Of course, the brain is a difficult organ to study in a living subject, so much is left to be understood. However, despite this, we notice that it is our cerebral cortex, and how we use it, that comprises most of what makes our minds unique.
The second factor is our hands. When compared to that of our chimp cousins, our opposable thumbs are much more effective, and our hands are more adapted to the use of tools.
The combination of these two factors allowed us to begin to interact with our environment in a unique way. Our hands initially gave us the ability to adapt to our surroundings, and then we used them to adapt our surroundings to suit us (think permanent shelter and agriculture). It seems obvious that these two traits (complex brain and motor functions) needed one another in order for us to evolve in the way that we did.
Of course, evolution is complex, and a multitude of minuscule factors throughout our timeline could have produced a much different product than the homo sapiens, and many other factors came together to make us into the creatures that we are. Along with other inherited gifts (such as upright posture, long childhood, and endurance), we can be grateful that everything lined up perfectly for us to literally change the face of the Earth.

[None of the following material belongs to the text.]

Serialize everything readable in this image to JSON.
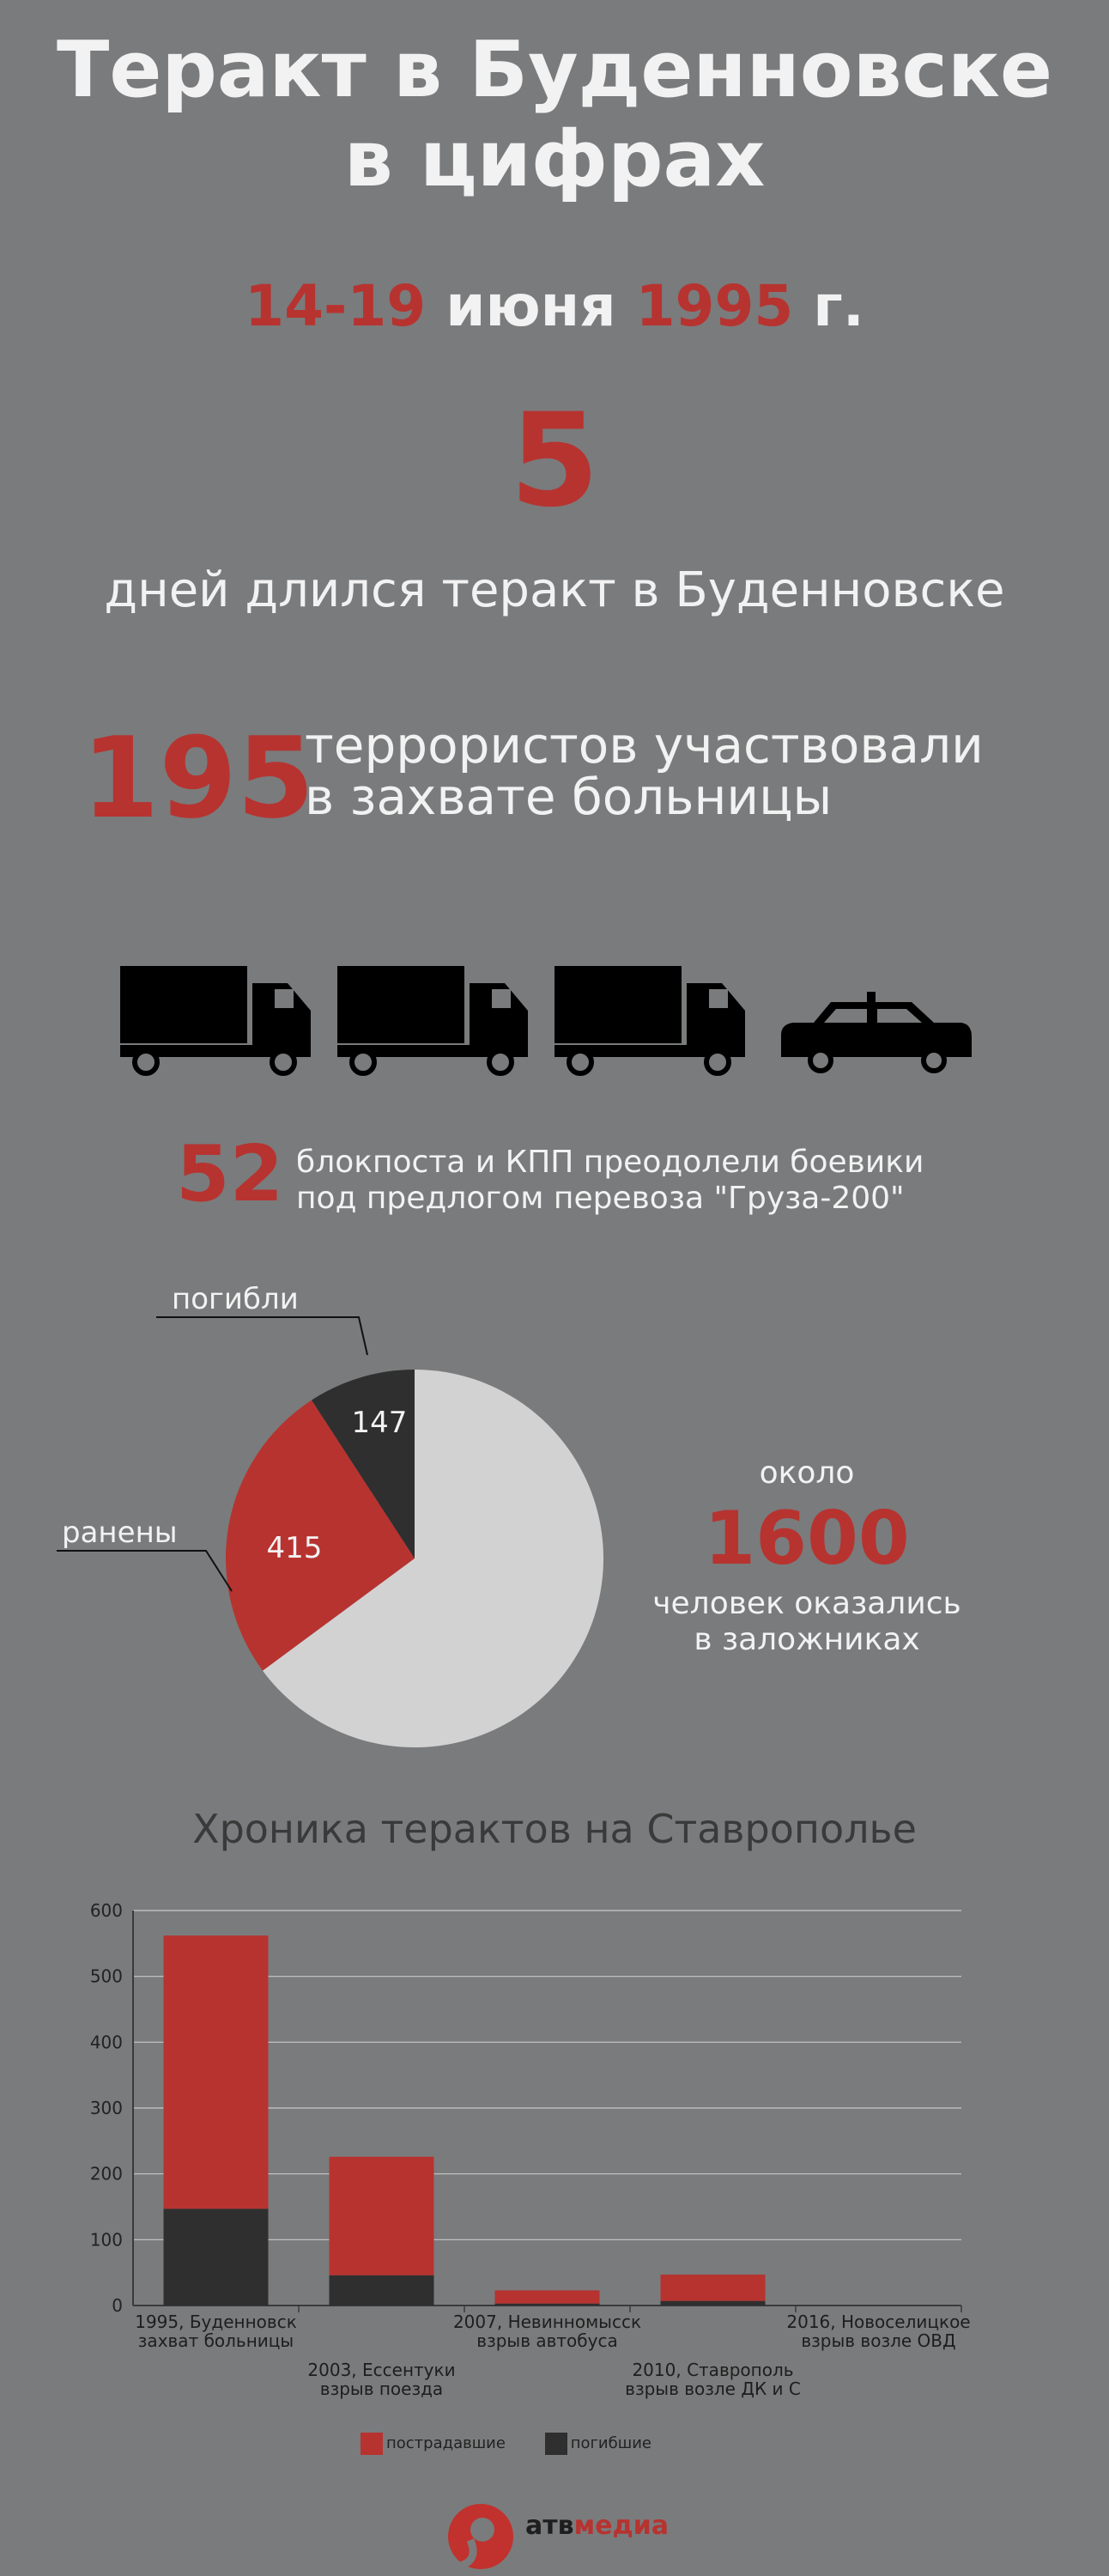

But this is only a description of our particular features, it does not describe what it means to be an accomplished species. I invite you to try a thought experiment about what it is to be prosperous. We measure ourselves by our intelligence, not only in relation to other species, but in relation to each other. This begs the question of what intelligence is. Intelligence, from a scientific standpoint seems fairly arbitrary, and it is difficult to measure. Qualia provides us with an insurmountable barrier when measuring the understanding of others (for more on quaila, I highly recommend this video from Vsauce.)
So let’s look at another way to measure success: population. Recently, the amount of humans living on Earth surpassed 7 billion, the highest it’s ever been at any one time. But even considering how large the number of people is, we are outnumbered by chickens. The population of domestic chickens around the world is 18.6 billion, more than twice our own. Surpassing both us and chickens is the Euphausia Suberba– Antarctic Krill, with a staggering population of 500 trillion.
Well okay, but we’re bigger than them, right? Individually, yes, but is our species? The total biomass, the collective weight of the entire human race’s biological material, is 350 million tons. This does beat chickens (40 million tons) and even the krill (150 million tons). We don’t have the largest collective biomass, though. Cattle has a population of only 1.4 billion, but has a biomass of 520 million tons, so one of our own food sources as a species is bigger than us. Surpassing that is ants; however, “ants” include many species. If we took a census of all the ants in the world though we would get 10 billion billion ants. (I hope you don’t mind bugs). And their collective biomass is 3 billion tons; picture a war between us and them. (source)
None of these can compare to the biomass of all of the bacteria in the world: 1 million million tons, with a population of 4 quadrillion quadrillion. They dwarf us in population and in biomass. Unfortunately, bacteria are often seen as bad gusy in the animal kingdom, but bacteria are very important. If all the bacteria in the world, most of which is helpful to us, disappeared, so would the rest of life on Earth. There is not a role reversal here.
So humans are unique, but so are all species (in their own way). And we’re also dependent on our fellow creatures for survival. Right now, microbes and bacteria are digesting your food and eating your dead skin, and this is nothing but helpful to you. We have the unique privilege of being able to see the universe in a way that other animals do not see, but instead of putting ourselves on a pedestal, we should see ourselves as part of our natural environment, alongside intricate creatures all with unique contributions to the survival of our mossy home world.